How do you differentiate the likelihood function for the uniform distribution in finding the M.L.E.?

There is a classic problem:

Suppose that $X_1,\ldots,X_n$ form an i.i.d. sample from a uniform distribution on the interval $(0,\theta)$, where $\theta>0$ is unknown. I would like to find the MLE of $\theta$.

The pdf of each observation will have the form: $$ f(x\mid\theta) = \begin{cases} 1/\theta\quad&\text{for }\, 0\leq x\leq \theta\\ 0 &\text{otherwise}. \end{cases} $$ The likelihood function therefore has the form: $$ L(\theta) = \begin{cases} 1/\theta^n \quad&\text{for }\; 0\leq x_i \leq \theta\;\; \text{for all }i,\\ 0 &\text{otherwise}. \end{cases} $$ The general solution is usually that the MLE of theta must be a value of $\theta$ for which $\theta \geq x_i$ and which maximizes $1/\theta^n$ among all such values.

The reasoning is that since $1/\theta^n$ is a decreasing function of $\theta$, the estimate will be the smallest possible value of $\theta$ such that $\theta\geq x_i$.
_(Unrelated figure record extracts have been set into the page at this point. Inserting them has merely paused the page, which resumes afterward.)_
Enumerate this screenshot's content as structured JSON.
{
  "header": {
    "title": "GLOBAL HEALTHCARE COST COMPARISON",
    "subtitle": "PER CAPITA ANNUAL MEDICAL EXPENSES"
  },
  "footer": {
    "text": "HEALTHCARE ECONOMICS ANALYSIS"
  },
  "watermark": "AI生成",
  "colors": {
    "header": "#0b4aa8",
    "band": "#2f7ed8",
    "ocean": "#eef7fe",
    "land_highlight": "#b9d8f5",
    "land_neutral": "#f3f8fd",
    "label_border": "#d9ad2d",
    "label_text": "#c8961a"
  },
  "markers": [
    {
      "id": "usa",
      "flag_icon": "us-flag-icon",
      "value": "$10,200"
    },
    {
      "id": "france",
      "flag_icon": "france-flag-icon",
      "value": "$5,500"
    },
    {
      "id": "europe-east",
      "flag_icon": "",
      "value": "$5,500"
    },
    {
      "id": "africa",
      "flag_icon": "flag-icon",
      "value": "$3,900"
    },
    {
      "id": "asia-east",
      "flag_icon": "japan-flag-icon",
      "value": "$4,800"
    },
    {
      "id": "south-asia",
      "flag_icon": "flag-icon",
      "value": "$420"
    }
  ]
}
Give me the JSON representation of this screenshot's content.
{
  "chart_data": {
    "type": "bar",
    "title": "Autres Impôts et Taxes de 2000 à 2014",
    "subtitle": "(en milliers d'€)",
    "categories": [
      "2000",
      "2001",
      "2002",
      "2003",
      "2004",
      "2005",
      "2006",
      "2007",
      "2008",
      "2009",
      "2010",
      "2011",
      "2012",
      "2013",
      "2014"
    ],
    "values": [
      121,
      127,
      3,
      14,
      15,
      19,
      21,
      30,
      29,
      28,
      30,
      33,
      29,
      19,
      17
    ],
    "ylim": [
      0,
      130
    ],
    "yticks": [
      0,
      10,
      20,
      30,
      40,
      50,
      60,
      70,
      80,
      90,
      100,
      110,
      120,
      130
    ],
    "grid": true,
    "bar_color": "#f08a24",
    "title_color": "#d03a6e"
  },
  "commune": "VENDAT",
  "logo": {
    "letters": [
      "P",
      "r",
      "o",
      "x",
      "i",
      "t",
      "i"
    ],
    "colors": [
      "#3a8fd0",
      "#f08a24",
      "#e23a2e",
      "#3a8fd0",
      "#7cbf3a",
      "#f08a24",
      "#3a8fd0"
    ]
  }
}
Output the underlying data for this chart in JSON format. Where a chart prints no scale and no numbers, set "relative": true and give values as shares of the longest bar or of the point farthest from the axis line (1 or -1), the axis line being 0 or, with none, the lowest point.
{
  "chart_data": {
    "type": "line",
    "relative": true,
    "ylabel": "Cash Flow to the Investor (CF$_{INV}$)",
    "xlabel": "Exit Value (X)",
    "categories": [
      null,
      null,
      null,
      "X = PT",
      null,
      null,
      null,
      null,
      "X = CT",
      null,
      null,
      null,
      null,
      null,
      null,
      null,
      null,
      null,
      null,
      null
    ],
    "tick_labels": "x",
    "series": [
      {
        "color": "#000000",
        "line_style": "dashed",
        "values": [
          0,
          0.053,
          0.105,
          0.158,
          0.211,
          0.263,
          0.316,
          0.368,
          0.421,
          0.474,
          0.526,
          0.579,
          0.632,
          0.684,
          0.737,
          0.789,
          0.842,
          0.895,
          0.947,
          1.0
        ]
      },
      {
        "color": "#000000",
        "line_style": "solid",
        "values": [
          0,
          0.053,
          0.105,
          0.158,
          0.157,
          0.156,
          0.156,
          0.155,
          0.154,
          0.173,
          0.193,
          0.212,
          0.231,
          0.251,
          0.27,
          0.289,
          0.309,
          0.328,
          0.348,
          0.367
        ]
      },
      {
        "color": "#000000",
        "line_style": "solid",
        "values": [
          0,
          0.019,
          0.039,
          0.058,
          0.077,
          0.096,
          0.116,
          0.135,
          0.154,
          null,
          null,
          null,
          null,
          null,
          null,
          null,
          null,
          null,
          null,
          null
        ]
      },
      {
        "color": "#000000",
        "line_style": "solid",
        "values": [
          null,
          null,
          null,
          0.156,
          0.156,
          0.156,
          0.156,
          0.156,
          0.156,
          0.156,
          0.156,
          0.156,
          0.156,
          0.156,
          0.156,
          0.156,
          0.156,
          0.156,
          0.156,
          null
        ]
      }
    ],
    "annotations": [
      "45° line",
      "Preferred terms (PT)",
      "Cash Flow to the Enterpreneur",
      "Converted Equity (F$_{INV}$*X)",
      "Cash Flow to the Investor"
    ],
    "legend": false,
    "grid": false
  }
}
Therefore, the mle of $\theta$, $\hat{\theta}$, is $\max(X_1,\ldots,X_n)$.

Here, I do not understand why we cannot just differentiate the likelihood function with respect to theta and then set it equal to $0$?

Thanks!


The likelihood function can be written as $$ L(\theta)=\frac{1}{\theta^n}\mathbf{1}_{\theta\geq c}, $$ where $c=\max\{x_1,\ldots,x_n\}$. Therefore, $\theta\mapsto L(\theta)$ is not differentiable on the whole of $(0,\infty)$ and hence we cannot solve $L'(\theta)=0$ to look for maxima and minima. (Maxima and minima of a function $f$ have to be found among values of $x$ with either $f'(x)=0$ or $f'(x)$ being undefined)

Note however, that $L$ is differentiable on $(0,\infty)\setminus\{c\}$ and that $L(\theta)=0$ for $\theta\in (0,c)$ and by looking at $L'(\theta)$ on $(c,\infty)$ we see that $L$ is decreasing on $(c,\infty)$. Since $$ L(c)=\frac{1}{c^n}>\frac{1}{\theta^n}=L(\theta),\quad \text{for all }\;\theta>c $$ we see that $L(c)$ is the global maximum.


In addition to Stefan Hansen's great answer (+1), intuitively just think of the following:

  1. As you say $L(\theta)$ is a decreasing function so to maximize it $\theta$, $\theta$ has to be such that it is as low as possible

  2. Secondly, given your restriction on the observations (the random variables $x_i$'s), can it be smaller than $max(X_i)$? The answer is no

1 and 2 imply that even though you might obtain a value of $\theta$ by differentiating so as to obtain a larger likelihood, respecting the second restriction implies that this value is not reasonable.